Superintendent Xernona Thomas said that some reporting about the Clarke County School District’s COVID-19 policies has been “inaccurate,” but she also confirmed that the district does not currently plan to require masks this fall, even for unvaccinated students.
“Although it is not required, it is strongly requested, and our students have been very compliant,” Thomas said at the school board’s June 10 meeting. “They are wearing their masks, so we have not had any issues using the language that was adapted based on the most recent guidance from our governor.”
An executive order Gov. Brian Kemp signed last month says that school districts cannot use the public health state of emergency as justification for requiring face coverings. However, it falls short of Kemp’s promise to outright ban mask mandates, and other districts have skirted the order by including masks in their dress codes.
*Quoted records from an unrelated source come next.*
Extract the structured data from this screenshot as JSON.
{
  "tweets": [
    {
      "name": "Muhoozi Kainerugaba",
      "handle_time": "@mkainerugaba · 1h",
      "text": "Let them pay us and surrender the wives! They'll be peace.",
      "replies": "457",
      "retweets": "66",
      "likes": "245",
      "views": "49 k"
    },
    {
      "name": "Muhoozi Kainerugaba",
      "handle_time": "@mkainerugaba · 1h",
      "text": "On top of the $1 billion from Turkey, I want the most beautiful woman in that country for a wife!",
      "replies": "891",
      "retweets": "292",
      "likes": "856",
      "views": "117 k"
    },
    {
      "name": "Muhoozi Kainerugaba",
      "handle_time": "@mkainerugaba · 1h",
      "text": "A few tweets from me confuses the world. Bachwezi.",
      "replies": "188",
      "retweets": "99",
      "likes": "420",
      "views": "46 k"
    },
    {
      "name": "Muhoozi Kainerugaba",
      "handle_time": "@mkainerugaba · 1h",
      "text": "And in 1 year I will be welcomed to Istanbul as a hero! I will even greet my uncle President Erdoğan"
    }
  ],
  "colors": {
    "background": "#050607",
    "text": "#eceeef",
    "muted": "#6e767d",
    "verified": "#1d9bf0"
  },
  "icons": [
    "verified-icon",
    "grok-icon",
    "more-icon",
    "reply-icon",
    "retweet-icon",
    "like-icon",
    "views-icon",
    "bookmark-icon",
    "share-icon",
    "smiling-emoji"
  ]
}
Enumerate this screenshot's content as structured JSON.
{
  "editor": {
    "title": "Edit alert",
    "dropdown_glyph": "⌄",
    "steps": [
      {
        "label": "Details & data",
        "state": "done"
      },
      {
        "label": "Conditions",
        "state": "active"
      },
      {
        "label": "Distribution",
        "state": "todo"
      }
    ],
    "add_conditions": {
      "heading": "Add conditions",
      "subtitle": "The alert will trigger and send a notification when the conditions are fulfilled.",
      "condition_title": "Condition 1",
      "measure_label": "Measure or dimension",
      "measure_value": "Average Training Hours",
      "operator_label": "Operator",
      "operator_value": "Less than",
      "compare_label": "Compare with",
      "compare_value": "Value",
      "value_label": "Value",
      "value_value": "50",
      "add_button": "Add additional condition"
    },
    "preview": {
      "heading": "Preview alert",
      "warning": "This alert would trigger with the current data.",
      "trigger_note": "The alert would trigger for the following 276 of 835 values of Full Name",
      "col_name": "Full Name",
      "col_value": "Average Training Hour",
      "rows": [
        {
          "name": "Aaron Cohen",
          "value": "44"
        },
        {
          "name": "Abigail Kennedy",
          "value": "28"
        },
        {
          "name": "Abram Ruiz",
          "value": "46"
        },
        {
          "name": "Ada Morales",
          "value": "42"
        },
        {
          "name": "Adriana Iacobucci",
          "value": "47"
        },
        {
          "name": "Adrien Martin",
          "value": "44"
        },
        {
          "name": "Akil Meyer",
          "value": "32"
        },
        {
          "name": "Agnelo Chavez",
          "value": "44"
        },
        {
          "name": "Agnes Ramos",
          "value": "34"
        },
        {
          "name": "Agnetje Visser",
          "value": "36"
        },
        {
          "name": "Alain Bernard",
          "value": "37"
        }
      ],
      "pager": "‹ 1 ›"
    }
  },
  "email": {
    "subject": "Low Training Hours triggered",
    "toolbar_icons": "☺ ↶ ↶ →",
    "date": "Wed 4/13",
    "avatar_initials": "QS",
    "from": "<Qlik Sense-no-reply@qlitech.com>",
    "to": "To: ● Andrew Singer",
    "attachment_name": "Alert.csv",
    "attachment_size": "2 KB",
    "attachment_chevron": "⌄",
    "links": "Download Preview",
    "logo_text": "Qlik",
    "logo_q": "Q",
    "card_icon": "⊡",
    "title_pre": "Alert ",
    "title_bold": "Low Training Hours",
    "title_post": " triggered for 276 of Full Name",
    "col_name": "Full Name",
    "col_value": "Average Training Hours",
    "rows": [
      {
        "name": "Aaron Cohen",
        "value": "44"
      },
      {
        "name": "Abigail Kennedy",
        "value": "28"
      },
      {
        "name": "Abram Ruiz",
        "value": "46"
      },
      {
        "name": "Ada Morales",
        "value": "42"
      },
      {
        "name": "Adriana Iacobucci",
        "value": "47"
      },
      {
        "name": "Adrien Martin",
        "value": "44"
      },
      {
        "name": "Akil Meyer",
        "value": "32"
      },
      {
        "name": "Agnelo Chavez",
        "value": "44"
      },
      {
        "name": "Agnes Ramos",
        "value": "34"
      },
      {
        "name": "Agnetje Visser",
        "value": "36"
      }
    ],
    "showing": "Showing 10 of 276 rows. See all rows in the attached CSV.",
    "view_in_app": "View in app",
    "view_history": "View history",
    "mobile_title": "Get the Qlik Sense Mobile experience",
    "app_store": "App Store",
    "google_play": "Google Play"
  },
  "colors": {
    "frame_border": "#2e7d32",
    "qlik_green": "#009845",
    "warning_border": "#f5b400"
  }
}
Flagpole reported last week that, in a social media post promoting a video about school being “closer to normal,” CCSD initially said there would be no mask mandate this fall, then edited out the statement when upset parents commented on the post. A spokesman for the district confirmed that masks are no longer required in schools, subject to change based on local COVID-19 numbers.
However, Thomas said social distancing will still be enforced, and masks will be required on buses. She said she wanted to update the board because “some of what’s been printed and posted does not align with this level of accuracy.”
Clarke County’s caseload stood at just 24 per 100,000 people over the past two weeks as of June 12. The seven-day rolling average of new cases was 2.4 per day. There have been no cases in summer school so far, Thomas said.
“Right now what we are doing is using our summer program as a way to assess what is working, what we need to modify and see how effective we’re being in that area, as well as looking at other mitigation factors as we make decisions to return as safely as possible in August,” she said.
None of the three currently available vaccines have been approved for children younger than 12. While young children are less likely to contract COVID-19 than teens or young adults, and the disease tends to be less serious for young people, it has infected more than 35,000 children under the age of 10 in Georgia, leading to 613 hospitalizations and three deaths.